One of the main JDC projects was the prosthetic and rehabilitation clinic, which utilized Israeli expertise and trained local medical practitioners to continue treatment after international help is gone. JDC also built a permanent school that serves children still living in tent cities and also provides wider community services. JDC has experience in rebuilding educational institutions in disaster areas dating back to the mid-1980s, and has built schools in Turkey after an earlier earthquake, in post-war Kosovo, and in Sri Lanka after the tsunami. Another program now under way, the installation of a bakery at an orphanage, aims to assist disabled orphans by giving them income and professional training.

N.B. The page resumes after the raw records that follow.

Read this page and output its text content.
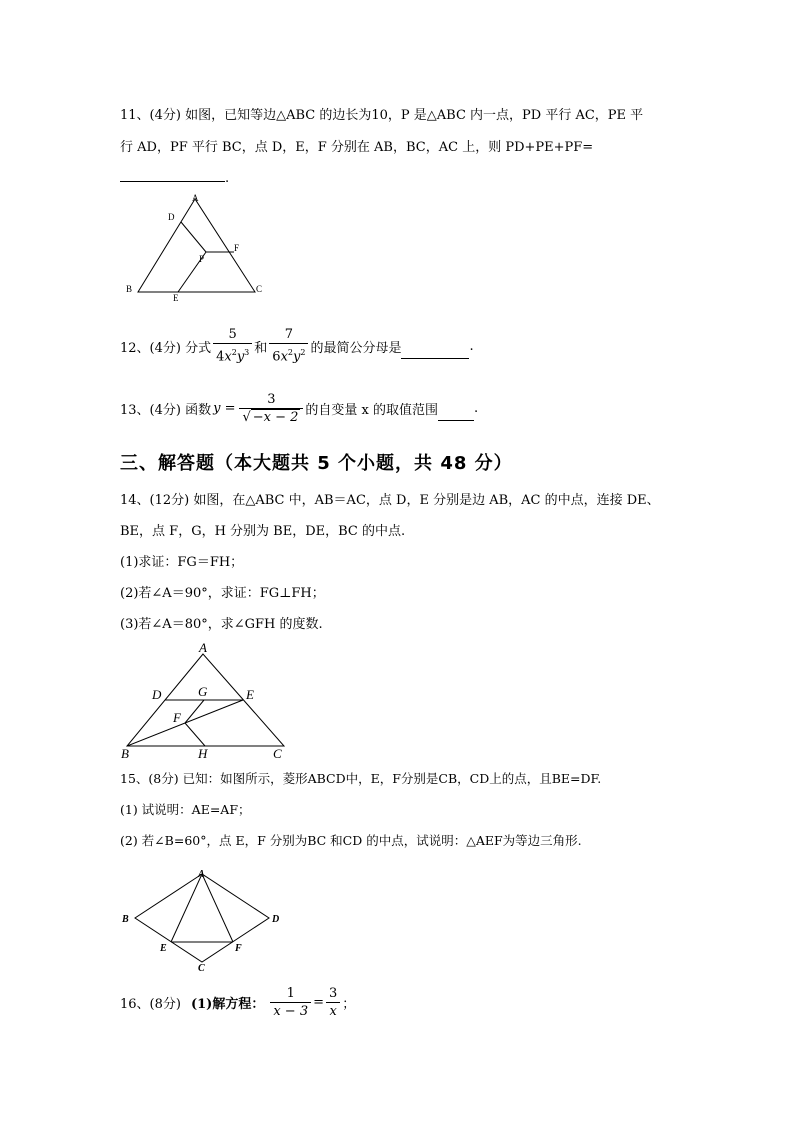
11、(4分) 如图，已知等边△ABC 的边长为10，P 是△ABC 内一点，PD 平行 AC，PE 平
行 AD，PF 平行 BC，点 D，E，F 分别在 AB，BC，AC 上，则 PD+PE+PF=
.
A
D
F
P
B	C
E
12、(4分) 分式 $\frac{5}{4x^2y^3}$ 和 $\frac{7}{6x^2y^2}$ 的最简公分母是	.
13、(4分) 函数 $y = \frac{3}{√ -x - 2}$ 的自变量 x 的取值范围	.
三、解答题（本大题共 5 个小题，共 48 分）
14、(12分) 如图，在△ABC 中，AB＝AC，点 D，E 分别是边 AB，AC 的中点，连接 DE、
BE，点 F，G，H 分别为 BE，DE，BC 的中点.
(1)求证：FG＝FH；
(2)若∠A＝90°，求证：FG⊥FH；
(3)若∠A＝80°，求∠GFH 的度数.
A
D	G	E
F
B	H	C
15、(8分) 已知：如图所示，菱形ABCD中，E，F分别是CB，CD上的点，且BE=DF.
(1) 试说明：AE=AF；
(2) 若∠B=60°，点 E，F 分别为BC 和CD 的中点，试说明：△AEF为等边三角形.
A
B	D
E	F
C
16、(8分) (1)解方程： $\frac{1}{x - 3} = \frac{3}{x}$ ；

JDC’s work, said Judy Amit, chief operating officer, has touched 250,000 Haitians, but there is still much more to be done. “I think Haiti is the most difficult of all the disaster areas I’ve seen,” said Amit, who recently returned from a visit to the county.
The American Jewish World Service started its work with a budget of $6.5 million raised from Jewish American donors. The group has been working in Haiti since 1999, with a focus on rural areas.
AJWS divided its post-earthquake work into three phases, the first dealing with immediate response and the others centered on long-term help. The issues being treated are food independence, sexual health and civil and political participation. These might not seem directly linked to the 2010 disaster, but activists say that the earthquake intensified problems. One issue highlighted by the events was the need to help de-centralize the country and support areas outside of Port-au-Prince. “We feel that it all has to do with the earthquake because so many people lived in Port-au-Prince and now have to find ways to sustain themselves outside the city,” said Amarilys Estrella, AJWS program officer for Haiti and the Dominican Republic.
Neither group continues to fundraise specifically for Haiti; both are functioning primarily on the funds raised in the weeks after the quake.
Yet AJWS expects to continue its operations in Haiti for several years and, like other Jewish charities, is focusing on building partnerships with local NGOs that can keep the work going for years to come.
“We are very little way down the road,” said Messinger. “There is still a long way to go.”